Tuesday, September 27, 2005

Something worth investigation

At every junior high school and high school in Greater Phoenix's East Valley (Mesa, Tempe, Chandler, Gilbert) there is a Mormon seminary adjacent to each. This has been the general practice for years.

My old junior high is an urban island, a property to itself surrounded by paved streets and houses. Somehow, the Mormon church there carved out their own privately owned acreage. If I didn't already know better, I'd say the Mormon seminary on the campus is owned and operated by the public school system.
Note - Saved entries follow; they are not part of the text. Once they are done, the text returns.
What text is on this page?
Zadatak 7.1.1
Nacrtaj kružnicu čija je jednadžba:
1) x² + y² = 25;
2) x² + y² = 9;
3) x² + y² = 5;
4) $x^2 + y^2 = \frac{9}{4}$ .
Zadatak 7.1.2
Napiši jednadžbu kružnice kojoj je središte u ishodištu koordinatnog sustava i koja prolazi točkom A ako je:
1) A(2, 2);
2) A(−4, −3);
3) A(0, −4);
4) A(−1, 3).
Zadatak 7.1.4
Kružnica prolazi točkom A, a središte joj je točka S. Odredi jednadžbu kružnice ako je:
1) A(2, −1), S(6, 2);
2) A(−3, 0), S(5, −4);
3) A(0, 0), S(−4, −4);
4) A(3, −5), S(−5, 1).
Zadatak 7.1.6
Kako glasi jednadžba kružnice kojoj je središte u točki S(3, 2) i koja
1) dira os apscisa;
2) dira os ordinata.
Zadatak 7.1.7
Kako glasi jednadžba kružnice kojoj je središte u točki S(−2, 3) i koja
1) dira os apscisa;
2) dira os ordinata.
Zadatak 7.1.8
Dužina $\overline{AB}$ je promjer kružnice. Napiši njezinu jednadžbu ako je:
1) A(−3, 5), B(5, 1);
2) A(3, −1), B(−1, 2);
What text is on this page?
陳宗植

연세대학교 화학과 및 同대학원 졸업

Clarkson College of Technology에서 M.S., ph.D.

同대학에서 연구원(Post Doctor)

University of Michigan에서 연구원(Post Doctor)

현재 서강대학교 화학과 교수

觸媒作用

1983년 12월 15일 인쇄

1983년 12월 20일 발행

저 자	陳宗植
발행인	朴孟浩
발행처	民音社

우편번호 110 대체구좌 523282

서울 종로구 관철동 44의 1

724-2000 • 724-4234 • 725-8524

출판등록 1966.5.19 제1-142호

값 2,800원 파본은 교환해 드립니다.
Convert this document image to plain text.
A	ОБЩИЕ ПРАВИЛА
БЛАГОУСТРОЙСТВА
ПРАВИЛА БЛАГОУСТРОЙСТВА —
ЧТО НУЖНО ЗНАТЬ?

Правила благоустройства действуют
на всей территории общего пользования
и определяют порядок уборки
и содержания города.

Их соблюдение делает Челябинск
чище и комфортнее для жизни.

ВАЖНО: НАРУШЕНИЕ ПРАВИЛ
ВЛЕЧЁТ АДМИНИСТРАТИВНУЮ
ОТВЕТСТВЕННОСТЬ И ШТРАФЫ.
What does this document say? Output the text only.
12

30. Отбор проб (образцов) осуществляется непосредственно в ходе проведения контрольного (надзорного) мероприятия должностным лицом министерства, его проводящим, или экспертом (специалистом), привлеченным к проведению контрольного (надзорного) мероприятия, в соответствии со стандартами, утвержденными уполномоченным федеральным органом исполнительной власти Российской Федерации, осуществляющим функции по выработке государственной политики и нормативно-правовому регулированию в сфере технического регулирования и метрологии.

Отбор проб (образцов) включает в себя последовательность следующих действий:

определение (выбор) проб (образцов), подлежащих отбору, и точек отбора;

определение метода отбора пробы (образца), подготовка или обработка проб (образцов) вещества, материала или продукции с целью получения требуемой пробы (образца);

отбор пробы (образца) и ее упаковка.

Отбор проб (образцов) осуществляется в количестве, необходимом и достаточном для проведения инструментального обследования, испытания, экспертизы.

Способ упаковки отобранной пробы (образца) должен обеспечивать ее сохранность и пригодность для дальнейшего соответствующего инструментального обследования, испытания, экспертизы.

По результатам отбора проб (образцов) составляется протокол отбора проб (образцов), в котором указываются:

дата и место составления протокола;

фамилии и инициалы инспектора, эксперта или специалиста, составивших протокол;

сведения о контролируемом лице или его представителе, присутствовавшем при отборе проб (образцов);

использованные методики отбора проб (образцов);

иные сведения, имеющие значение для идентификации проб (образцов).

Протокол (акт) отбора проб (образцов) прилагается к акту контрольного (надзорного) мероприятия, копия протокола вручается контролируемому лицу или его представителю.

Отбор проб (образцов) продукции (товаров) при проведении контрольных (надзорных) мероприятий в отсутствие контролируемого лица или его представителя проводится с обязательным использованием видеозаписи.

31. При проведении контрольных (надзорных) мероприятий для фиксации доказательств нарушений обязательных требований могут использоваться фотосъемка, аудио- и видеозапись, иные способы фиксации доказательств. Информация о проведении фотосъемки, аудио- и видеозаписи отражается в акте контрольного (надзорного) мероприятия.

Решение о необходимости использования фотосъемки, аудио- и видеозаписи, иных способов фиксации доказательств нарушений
As far as I know the Mormons don't use this as a prosletyzing center. At least, I was never invited to the building (not that I would have attended). They have an agreement with the public schools here to allow for an hour each day for Mormon students to attend class in their buildings, typically I believe before or after a regular school day. I've never seen a Catholic seminary or a Baptist seminary -- or any other seminary -- built. I suppose, legally, the school systems would be required to oblige. Perhaps no other religious organization has thought of this. I doubt many churches would have the public means. Most churches are more focused on taking their kids out of public schools for private schools or home school. Mormons are the only organization I know of who are wholly supportive of public schools.

I'm curious if this is a common practice outside of the American southwest. Obviously, Utah practices this, and the East Valley was originally founded by Mormons, so the church's influence here is much greater than I would imagine it would be in other areas. I'd be interested in hearing from folks he have either witnessed this in other parts of the country, and especially if they are just now seeing this as new schools are built.